In this artist's illustration of gene therapy, viruses ferry a curative gene into cells.

In this artist's illustration of gene therapy, viruses ferry a curative gene into cells.

Jim Dowdalls/Science Photo Library

Gene therapy helps weak mice grow strong

A virus that shuttles a therapeutic gene into cells has strengthened the muscles, improved the motor skills, and lengthened the lifespan of mice afflicted with two neuromuscular diseases. The approach could one day help people with a range of similar disorders, from muscular dystrophy to amyotrophic lateral sclerosis, or ALS.

Many of these diseases involve defective neuromuscular junctions—the interface between neurons and muscle cells where brain signals tell muscles to contract. In one such disease, a form of familial limb-girdle myasthenia, people carry two defective copies of the gene called DOK7, which codes for a protein that’s needed to form such junctions. Their hip and shoulder muscles atrophy over many years, and some eventually have trouble breathing or end up in a wheelchair. Mice similarly missing a properly working Dok7 gene are severely underweight and die within a few weeks.

In the new study, researchers led by molecular biologist Yuji Yamanashi of the University of Tokyo first injected young mice engineered to have defective Dok7 with a harmless virus carrying a good copy of the Dok7 gene, which is expressed only in muscle. Within about 7 weeks, the rodents recovered. Their muscle cells cranked out the DOK7 protein, and under a microscope their muscles had larger neuromuscular junctions than those of untreated mice with defective Dok7. What’s more, the mice grew to a healthy body weight and had essentially normal scores on tests of motor skills and muscle strength.

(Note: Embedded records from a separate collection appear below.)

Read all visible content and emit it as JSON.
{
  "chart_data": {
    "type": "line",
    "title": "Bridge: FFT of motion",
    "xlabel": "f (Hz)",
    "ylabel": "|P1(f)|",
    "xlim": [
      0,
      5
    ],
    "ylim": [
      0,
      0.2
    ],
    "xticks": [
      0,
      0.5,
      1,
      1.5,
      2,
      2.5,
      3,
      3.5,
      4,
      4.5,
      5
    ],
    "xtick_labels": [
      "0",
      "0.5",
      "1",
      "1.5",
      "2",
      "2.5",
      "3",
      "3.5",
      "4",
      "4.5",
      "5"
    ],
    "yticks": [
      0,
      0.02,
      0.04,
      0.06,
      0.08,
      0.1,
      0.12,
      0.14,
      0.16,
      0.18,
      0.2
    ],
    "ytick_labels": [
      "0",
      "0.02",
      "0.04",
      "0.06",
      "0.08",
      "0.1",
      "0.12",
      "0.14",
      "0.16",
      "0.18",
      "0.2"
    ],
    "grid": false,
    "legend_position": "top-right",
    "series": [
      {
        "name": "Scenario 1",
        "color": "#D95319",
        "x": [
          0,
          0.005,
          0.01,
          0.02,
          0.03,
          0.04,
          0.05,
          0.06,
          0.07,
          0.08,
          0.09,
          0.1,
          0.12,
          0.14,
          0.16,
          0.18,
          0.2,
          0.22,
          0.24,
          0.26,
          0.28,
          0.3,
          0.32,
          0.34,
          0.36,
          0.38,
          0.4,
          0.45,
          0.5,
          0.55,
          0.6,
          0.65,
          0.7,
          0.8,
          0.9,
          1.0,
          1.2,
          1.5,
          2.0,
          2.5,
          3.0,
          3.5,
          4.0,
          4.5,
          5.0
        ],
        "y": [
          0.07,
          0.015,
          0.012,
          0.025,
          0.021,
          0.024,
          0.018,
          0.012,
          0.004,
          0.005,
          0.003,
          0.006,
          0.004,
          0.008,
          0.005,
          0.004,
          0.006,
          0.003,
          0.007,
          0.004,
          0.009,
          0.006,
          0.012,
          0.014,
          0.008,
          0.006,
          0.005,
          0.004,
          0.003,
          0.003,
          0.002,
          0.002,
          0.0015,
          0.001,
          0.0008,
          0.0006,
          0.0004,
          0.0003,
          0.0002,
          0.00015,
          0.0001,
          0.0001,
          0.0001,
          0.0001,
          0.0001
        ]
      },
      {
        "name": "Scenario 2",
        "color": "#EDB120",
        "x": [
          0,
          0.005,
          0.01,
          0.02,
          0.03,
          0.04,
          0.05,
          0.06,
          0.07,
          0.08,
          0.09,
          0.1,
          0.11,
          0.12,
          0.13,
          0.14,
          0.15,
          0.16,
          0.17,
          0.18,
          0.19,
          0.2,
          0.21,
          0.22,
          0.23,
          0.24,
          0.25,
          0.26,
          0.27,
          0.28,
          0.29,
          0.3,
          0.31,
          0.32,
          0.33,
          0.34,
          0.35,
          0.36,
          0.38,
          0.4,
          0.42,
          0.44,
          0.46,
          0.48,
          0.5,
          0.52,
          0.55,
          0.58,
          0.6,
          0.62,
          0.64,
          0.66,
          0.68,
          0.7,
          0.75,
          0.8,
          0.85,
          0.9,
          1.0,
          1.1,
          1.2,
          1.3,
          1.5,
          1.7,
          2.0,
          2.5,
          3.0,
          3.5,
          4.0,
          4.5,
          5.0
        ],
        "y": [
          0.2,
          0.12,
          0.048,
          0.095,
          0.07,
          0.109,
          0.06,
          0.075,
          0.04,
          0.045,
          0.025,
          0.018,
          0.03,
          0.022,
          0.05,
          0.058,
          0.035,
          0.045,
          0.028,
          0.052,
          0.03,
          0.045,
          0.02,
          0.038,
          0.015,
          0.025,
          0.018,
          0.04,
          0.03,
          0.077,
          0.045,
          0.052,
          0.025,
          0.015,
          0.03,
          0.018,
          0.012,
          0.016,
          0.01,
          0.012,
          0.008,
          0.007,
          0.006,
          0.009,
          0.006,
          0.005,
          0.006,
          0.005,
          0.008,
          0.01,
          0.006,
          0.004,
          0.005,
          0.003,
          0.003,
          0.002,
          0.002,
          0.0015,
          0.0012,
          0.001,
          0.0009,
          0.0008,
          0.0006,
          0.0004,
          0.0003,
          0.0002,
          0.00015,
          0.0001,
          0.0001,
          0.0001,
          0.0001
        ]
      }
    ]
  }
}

The next question was whether Dok7 gene therapy would help mice with a different muscle disease. The Tokyo group gave the treatment to mice with a rodent form of Emery-Dreifuss muscular dystrophy (EDMD), an inherited disease in humans involving a defect in a gene for a muscle protein that also leads to abnormal neuromuscular junctions and muscle weakness and wasting. These mice, too, lived longer, had larger neuromuscular junctions and did better on motor tests than untreated mice with the disease, the team reports online today in Science (see video showing that treated mice get up faster than untreated rodents when placed on their side).

The results weren’t as dramatic as in Dok7-deficient mice—the treated EDMD mice were still scrawny and had a shortened lifespan. But the Japanese team says this is likely because the mice’s genetic defect also results in heart problems that the treatment did not address; people with EDMD receive pacemakers. Yamanashi says his group is now testing the DOK7 therapy in other diseases and in larger animals.

Most gene therapy treatments for neuromuscular disease aim to correct a specific genetic defect, notes muscle disease researcher Martin Childers of the University of Washington, Seattle. Because these disorders are caused by hundreds or thousands of genetic mutations, targeting all these disorders that way could require “hundreds of gene therapies,” he says. However, Childers suggests, DOK7 therapy could work with many of them.